Le dernier travail que j’ai réalisé est bilingue, histoire d’élargir l’éventail de mon lectorat. Rêver d’Haïti en couleurs/ Colorful dreams of Haiti raconte, à travers les photographies de mon complice Frantz Michaud et mes propres mots, un pèlerinage que les artistes peintres de la diaspora ont opéré à la Mecque culturelle du Champ de Mars de Port-au-Prince, à Pétionville, à Jacmel. C’était un prétexte pour tenter de dévoiler au monde plusieurs aspects de notre richesse artistique, de dire en passant que le fondateur de Chicago, Jean Baptiste Pointe du Sable, est né en Haïti à Saint-Marc, que le plus grand naturaliste franco-américain, Jean-Jacques Audubon, est né aux Cayes, que nous avons aidé les Américains à la bataille de Savannah.

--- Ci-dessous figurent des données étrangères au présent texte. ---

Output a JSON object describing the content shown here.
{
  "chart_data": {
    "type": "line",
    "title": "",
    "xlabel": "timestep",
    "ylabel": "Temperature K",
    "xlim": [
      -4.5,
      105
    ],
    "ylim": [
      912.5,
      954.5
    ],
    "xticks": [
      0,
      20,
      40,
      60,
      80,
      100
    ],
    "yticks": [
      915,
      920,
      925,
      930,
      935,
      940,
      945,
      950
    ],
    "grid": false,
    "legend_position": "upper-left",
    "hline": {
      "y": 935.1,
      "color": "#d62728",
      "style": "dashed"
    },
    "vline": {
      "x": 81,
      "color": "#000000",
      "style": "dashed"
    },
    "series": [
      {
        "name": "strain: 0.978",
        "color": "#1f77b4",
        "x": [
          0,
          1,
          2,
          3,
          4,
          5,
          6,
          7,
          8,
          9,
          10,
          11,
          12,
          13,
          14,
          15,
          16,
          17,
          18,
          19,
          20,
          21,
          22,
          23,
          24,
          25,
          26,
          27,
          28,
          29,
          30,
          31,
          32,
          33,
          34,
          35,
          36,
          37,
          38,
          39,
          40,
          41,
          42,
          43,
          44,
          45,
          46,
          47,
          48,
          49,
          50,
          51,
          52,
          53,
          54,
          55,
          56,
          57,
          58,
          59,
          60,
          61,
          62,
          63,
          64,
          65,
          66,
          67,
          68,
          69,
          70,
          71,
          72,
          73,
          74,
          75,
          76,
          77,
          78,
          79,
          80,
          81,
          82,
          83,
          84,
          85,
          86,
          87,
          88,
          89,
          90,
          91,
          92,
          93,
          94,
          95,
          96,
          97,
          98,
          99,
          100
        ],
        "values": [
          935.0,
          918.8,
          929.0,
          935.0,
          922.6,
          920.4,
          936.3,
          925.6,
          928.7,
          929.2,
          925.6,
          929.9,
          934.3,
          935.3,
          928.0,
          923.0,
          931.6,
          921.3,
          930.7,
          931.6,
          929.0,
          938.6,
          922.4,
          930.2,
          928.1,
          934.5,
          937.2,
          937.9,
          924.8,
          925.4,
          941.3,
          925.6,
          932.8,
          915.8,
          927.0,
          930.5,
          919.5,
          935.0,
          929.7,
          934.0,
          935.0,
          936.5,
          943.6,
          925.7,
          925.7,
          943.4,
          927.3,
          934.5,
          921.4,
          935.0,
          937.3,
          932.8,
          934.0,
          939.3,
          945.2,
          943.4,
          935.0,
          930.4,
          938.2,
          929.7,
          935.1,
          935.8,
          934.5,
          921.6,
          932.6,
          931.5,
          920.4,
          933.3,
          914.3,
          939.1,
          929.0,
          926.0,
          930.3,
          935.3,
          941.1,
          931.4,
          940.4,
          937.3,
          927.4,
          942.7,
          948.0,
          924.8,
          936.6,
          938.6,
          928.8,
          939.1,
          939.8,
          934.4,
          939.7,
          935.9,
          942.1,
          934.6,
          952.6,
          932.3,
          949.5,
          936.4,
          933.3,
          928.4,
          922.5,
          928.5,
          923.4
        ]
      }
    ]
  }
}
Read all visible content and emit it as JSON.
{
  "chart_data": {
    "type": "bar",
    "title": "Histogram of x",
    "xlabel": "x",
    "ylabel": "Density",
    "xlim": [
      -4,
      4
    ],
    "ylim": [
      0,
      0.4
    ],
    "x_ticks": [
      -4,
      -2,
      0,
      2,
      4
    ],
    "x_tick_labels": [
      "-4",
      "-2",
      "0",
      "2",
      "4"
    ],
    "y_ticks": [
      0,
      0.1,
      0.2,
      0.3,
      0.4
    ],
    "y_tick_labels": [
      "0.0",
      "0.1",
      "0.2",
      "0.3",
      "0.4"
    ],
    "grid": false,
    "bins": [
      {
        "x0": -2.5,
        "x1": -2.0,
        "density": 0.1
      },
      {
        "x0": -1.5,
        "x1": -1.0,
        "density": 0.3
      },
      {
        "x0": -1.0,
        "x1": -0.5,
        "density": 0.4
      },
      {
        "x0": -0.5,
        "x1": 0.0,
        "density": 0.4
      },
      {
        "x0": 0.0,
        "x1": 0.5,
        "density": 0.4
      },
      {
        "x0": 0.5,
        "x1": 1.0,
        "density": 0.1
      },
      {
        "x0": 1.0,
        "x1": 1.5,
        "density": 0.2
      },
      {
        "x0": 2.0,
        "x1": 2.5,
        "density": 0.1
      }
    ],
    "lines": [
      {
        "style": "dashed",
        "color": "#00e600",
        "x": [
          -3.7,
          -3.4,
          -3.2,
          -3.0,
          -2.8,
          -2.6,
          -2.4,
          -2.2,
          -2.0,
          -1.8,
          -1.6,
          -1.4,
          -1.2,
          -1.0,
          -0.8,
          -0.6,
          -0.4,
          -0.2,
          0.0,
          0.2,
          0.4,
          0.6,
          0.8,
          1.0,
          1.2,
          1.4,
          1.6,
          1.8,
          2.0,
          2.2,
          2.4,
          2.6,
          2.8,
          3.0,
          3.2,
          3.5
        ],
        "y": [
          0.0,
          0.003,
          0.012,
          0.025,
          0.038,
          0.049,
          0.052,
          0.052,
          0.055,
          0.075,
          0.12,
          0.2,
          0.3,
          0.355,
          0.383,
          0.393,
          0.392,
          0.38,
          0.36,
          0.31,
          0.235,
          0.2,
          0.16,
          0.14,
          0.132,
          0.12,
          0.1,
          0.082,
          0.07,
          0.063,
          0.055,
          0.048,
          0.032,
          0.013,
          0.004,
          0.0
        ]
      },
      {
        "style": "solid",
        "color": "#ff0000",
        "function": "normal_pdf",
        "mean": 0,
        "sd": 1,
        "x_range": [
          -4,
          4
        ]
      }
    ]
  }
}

  Quelles répercussions les évènements récents ont eu sur votre œuvre ?
→ Depuis le 12 janvier 2010, je suis un autre homme. Et le mot de Valéry devenu presque un poncif, m’est passé par la tête : « Nous autres, civilisations, nous réalisons maintenant que nous sommes mortelles ». Le contenu de mes œuvres va sûrement en être marqué. On dit toujours que le malheur a des retombées heuristiques, que la bonne littérature prend souvent naissance au milieu des revers. Si cela est vrai, le ciel, nous étant récemment tombé sur la tête, a dû déverser sur nous d’abondantes ondées de bénédictions et d’inspiration…

(*) publié à Montréal aux Éditions du Cidihca , avec le photographe Frantz Michaud

Propos recueillis à Paris par l’homme de théâtre et écrivain congolais Caya Makhélé (Continental n°90, mars 2010).